Diziam os bispos portugueses, em 1979, depois de notarem os aspectos positivos da sociedade para com as crianças: “Não deixam de nos inquietar algumas tristes realidades: a exploração organizada que fazem da criança (…) as engrenagens avassaladoras da sociedade de consumo (…); as condições deficientíssimas de alojamento de alimentação e de saúde de que sofrem muitos milhares de crianças (…)”.
Por seu turno, a Declaração dos Direitos da Criança (aprovada em 1959 – o seu vigésimo aniversário é o pretexto para o AIC) afirmava no primeiro ponto: “A criança deve gozar de protecção especial e ter oportunidade e facilidades para desenvolver-se de maneira sadia e normal e em condições de liberdade e dignidade”.

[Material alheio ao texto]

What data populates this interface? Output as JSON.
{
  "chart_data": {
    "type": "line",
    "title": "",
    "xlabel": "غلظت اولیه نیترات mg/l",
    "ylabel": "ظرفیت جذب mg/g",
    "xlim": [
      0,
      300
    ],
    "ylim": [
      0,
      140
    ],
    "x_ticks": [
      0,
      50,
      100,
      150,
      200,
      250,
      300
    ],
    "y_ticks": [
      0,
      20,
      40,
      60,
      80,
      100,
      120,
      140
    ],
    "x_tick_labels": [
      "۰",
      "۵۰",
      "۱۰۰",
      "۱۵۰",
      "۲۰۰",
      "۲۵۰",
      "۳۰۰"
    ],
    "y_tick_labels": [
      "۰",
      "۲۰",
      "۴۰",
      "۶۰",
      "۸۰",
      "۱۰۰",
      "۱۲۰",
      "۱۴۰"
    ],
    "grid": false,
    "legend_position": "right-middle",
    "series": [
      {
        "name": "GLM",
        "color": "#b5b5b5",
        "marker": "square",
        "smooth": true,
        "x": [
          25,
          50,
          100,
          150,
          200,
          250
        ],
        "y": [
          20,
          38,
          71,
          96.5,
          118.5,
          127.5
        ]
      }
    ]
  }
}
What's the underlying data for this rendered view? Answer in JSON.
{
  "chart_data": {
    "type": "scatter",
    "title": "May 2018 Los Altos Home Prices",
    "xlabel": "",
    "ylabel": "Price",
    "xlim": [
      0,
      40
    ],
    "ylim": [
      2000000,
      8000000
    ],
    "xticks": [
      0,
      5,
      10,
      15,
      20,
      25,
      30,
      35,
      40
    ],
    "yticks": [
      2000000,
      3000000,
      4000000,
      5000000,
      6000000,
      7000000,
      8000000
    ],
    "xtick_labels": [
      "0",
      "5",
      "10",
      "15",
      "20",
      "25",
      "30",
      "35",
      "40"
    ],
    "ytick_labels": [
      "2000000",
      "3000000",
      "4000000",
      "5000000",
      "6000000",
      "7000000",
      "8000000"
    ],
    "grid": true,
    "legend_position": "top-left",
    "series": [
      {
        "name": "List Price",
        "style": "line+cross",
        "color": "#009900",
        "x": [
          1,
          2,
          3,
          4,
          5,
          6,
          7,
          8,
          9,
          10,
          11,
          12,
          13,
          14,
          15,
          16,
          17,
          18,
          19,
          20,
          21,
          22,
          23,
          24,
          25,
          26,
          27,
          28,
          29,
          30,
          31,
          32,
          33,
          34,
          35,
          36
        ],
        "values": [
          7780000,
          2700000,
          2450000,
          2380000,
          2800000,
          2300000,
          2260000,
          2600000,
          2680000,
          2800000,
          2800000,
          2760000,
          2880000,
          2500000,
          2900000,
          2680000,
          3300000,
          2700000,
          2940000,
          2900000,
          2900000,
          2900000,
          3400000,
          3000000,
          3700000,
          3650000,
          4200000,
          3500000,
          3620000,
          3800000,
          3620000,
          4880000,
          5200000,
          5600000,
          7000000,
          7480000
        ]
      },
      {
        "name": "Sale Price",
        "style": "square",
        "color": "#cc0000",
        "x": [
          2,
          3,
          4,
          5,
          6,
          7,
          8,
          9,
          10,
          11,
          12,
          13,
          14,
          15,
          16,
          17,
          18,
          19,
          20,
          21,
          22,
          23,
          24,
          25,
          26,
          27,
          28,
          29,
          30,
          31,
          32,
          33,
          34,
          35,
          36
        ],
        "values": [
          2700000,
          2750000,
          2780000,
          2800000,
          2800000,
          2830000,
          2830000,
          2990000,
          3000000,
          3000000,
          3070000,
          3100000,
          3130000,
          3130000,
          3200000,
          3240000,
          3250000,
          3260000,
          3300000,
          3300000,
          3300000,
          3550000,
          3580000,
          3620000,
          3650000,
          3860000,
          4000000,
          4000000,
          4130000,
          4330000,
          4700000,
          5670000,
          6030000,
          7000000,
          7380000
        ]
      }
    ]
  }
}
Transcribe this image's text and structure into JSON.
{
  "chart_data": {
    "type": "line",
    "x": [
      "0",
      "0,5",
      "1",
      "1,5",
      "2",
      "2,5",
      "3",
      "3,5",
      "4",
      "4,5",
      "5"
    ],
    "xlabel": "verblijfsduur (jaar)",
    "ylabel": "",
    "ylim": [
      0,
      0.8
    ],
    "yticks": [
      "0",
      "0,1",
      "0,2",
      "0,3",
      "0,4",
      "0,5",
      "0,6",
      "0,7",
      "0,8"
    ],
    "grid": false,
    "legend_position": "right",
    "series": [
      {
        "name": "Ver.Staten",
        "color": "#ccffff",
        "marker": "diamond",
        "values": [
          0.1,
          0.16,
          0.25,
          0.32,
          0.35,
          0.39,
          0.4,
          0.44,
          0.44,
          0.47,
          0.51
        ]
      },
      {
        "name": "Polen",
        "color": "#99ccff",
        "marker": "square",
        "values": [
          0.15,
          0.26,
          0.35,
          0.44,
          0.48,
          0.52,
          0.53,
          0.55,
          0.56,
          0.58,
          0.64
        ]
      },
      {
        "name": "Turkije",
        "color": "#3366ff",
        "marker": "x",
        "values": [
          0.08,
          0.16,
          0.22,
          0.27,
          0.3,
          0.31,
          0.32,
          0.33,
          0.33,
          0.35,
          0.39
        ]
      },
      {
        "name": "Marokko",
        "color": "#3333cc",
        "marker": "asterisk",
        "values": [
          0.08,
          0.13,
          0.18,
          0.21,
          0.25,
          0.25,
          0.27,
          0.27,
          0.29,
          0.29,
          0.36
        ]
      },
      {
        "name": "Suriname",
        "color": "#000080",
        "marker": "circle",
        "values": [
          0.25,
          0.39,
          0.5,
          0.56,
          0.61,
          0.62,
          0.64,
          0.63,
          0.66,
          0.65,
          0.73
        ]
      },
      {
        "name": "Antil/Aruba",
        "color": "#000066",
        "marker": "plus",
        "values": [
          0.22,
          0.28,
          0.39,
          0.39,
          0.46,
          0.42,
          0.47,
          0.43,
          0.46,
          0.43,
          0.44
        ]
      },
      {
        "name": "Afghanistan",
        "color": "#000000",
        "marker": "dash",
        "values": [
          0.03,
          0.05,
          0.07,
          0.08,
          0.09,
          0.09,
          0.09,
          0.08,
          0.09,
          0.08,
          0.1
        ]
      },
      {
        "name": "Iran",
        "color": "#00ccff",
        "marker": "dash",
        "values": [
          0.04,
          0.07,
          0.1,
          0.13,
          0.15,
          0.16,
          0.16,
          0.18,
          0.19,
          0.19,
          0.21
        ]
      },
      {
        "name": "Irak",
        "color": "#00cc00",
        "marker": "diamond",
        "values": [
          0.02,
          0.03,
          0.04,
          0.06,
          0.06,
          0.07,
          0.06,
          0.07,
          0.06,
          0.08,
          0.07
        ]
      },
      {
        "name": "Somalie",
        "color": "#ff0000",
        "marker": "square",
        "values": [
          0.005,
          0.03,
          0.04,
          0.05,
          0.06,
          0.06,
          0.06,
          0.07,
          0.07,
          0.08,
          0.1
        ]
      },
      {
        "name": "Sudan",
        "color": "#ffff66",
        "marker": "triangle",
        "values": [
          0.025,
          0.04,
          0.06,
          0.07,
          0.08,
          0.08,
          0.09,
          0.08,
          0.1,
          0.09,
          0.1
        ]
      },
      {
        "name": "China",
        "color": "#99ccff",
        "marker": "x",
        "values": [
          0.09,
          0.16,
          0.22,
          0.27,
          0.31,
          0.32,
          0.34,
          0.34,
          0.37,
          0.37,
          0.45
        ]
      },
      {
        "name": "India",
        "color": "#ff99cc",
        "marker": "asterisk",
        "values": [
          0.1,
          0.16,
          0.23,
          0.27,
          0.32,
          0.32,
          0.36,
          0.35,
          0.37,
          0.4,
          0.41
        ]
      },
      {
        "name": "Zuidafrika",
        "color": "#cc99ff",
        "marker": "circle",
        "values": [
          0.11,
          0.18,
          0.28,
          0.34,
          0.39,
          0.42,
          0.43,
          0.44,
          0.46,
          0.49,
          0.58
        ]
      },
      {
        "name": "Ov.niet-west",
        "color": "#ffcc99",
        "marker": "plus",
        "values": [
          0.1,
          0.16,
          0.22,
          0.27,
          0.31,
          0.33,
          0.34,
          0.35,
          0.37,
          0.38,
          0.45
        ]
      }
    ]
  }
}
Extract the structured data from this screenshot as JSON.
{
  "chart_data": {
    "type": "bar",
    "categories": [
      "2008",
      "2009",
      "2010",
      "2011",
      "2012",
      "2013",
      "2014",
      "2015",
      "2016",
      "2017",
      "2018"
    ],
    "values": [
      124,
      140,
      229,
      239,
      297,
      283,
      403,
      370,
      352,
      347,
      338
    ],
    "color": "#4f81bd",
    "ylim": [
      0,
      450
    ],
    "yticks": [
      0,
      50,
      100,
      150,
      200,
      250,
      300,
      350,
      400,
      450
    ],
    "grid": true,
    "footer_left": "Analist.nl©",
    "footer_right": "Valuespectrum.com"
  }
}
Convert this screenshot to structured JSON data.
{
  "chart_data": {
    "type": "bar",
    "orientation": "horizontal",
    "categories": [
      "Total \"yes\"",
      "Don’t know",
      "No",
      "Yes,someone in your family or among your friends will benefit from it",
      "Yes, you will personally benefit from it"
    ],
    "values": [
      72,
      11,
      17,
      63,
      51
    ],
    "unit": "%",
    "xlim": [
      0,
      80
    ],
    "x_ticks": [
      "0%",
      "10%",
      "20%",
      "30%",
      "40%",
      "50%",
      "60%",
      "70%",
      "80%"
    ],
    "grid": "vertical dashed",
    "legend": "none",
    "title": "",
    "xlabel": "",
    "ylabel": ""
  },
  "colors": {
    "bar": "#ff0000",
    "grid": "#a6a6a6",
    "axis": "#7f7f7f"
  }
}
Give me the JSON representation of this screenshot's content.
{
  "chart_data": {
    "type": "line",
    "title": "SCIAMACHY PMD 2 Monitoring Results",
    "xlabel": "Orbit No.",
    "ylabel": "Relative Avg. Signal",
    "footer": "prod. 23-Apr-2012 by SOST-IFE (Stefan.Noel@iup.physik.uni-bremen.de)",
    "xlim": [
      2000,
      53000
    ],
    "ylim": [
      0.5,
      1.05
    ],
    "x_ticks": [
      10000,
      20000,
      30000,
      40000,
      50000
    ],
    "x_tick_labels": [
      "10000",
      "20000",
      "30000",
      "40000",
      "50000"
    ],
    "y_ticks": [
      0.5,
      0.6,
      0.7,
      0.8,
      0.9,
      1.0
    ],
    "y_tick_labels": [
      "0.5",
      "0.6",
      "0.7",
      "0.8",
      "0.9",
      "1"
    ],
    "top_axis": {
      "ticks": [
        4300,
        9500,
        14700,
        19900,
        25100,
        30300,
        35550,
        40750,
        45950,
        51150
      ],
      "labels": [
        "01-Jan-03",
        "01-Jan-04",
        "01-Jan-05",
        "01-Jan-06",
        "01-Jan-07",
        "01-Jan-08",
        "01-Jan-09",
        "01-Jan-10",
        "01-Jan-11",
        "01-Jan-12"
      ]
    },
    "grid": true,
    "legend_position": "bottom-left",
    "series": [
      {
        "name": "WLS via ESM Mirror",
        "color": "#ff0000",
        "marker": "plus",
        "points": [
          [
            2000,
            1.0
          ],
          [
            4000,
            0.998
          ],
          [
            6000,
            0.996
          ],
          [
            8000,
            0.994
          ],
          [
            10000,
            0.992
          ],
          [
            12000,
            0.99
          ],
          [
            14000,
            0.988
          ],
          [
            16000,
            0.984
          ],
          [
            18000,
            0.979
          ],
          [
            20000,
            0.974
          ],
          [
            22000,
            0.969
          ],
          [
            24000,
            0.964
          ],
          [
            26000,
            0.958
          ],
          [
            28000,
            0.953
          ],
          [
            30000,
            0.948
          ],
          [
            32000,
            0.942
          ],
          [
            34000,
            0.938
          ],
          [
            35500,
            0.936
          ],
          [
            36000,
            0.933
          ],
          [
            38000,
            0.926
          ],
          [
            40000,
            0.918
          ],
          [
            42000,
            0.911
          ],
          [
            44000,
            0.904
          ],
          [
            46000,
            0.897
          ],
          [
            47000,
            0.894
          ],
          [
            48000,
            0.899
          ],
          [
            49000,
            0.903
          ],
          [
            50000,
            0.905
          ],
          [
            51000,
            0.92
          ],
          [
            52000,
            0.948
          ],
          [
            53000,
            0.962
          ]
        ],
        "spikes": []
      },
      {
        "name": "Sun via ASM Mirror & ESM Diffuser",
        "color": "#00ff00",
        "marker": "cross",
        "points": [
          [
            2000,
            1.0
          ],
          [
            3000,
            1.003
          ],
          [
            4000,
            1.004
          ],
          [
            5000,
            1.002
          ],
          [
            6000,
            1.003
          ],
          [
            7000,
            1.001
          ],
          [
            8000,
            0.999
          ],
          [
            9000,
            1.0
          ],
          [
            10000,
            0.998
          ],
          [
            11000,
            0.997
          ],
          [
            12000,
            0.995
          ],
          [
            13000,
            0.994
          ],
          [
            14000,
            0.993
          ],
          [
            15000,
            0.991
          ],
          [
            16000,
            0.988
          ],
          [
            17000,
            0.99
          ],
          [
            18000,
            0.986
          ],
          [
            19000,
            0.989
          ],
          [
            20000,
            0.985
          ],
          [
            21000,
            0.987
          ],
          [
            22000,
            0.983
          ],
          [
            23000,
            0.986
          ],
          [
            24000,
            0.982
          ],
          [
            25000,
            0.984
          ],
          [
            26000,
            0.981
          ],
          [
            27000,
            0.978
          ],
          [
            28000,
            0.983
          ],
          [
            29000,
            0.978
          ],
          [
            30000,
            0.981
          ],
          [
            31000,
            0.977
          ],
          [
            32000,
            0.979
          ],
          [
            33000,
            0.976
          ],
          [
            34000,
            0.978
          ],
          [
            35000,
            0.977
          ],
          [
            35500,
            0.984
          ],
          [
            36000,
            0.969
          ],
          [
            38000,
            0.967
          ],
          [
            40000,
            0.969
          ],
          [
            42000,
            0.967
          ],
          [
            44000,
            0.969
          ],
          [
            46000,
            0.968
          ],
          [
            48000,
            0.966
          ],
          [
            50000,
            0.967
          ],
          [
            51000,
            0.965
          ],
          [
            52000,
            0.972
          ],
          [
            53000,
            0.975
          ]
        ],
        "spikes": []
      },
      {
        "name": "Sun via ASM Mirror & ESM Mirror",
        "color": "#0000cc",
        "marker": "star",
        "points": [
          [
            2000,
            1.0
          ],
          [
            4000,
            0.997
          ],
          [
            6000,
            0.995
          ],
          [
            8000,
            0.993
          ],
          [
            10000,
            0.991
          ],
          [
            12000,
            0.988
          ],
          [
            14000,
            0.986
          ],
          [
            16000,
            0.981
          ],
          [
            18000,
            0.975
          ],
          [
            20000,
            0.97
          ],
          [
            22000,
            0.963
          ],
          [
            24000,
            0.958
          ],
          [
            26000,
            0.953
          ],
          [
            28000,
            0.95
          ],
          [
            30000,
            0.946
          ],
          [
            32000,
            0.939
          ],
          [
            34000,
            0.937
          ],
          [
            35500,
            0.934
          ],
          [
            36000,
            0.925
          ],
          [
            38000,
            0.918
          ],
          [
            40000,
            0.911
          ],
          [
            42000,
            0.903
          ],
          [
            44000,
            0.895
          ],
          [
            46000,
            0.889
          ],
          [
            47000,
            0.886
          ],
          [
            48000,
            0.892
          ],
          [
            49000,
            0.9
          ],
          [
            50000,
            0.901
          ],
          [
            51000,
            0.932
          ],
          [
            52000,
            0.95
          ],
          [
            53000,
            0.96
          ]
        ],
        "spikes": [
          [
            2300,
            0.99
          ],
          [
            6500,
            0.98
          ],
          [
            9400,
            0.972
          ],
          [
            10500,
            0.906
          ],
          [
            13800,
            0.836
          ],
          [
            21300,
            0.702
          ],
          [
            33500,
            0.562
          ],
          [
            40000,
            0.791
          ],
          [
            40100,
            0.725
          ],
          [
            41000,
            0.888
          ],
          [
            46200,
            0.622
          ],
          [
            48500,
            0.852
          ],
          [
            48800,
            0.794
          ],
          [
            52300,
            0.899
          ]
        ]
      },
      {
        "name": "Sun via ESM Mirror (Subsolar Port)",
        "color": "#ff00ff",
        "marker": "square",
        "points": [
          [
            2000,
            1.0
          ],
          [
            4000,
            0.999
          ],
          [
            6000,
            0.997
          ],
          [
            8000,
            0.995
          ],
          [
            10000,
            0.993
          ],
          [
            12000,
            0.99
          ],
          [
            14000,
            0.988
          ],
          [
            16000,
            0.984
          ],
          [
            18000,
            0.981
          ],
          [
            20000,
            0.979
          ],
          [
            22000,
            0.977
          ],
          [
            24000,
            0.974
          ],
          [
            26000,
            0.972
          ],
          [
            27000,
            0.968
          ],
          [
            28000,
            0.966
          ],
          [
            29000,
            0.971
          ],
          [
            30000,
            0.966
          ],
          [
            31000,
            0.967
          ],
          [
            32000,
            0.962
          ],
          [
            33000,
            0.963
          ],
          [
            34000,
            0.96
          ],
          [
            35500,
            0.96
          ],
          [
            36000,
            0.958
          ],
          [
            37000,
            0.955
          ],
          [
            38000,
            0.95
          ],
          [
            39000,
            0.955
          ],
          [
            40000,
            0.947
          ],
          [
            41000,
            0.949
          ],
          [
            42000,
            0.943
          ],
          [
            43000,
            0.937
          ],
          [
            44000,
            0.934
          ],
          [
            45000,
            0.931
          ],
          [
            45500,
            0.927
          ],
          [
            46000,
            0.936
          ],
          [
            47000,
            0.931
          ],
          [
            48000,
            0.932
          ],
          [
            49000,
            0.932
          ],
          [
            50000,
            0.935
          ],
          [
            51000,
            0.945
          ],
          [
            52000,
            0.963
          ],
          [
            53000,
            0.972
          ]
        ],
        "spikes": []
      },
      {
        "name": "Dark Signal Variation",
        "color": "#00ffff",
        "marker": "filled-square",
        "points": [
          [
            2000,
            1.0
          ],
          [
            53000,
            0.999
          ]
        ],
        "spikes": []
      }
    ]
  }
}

Por fim, o texto dos “Direitos da Criança antes de nascer”, resultantes do Congresso Europeu dos Movimentos para a Vida, realizado em Milão, em Dezembro de 1977, e aprovado pelo Parlamento Europeu, declarava no ponto 2: “A lei deve assegurar à criança, antes de nascer, com a mesma força que depois, o ‘Direito à Vida’ inerente a todo o ser humano. Em razão da sua particular fraqueza, a criança que vai nascer deve beneficiar de uma protecção especial. Ela deve poder gozar, bem como a sua mãe e a sua família, de todas as possibilidades garantidas pela lei ou por outros meios, para chegar ao nascimento nas melhores condições possíveis. Na adopção das medidas legislativas para este efeito, o interesse superior da criança que vai nascer deve constituir a consideração determinante”.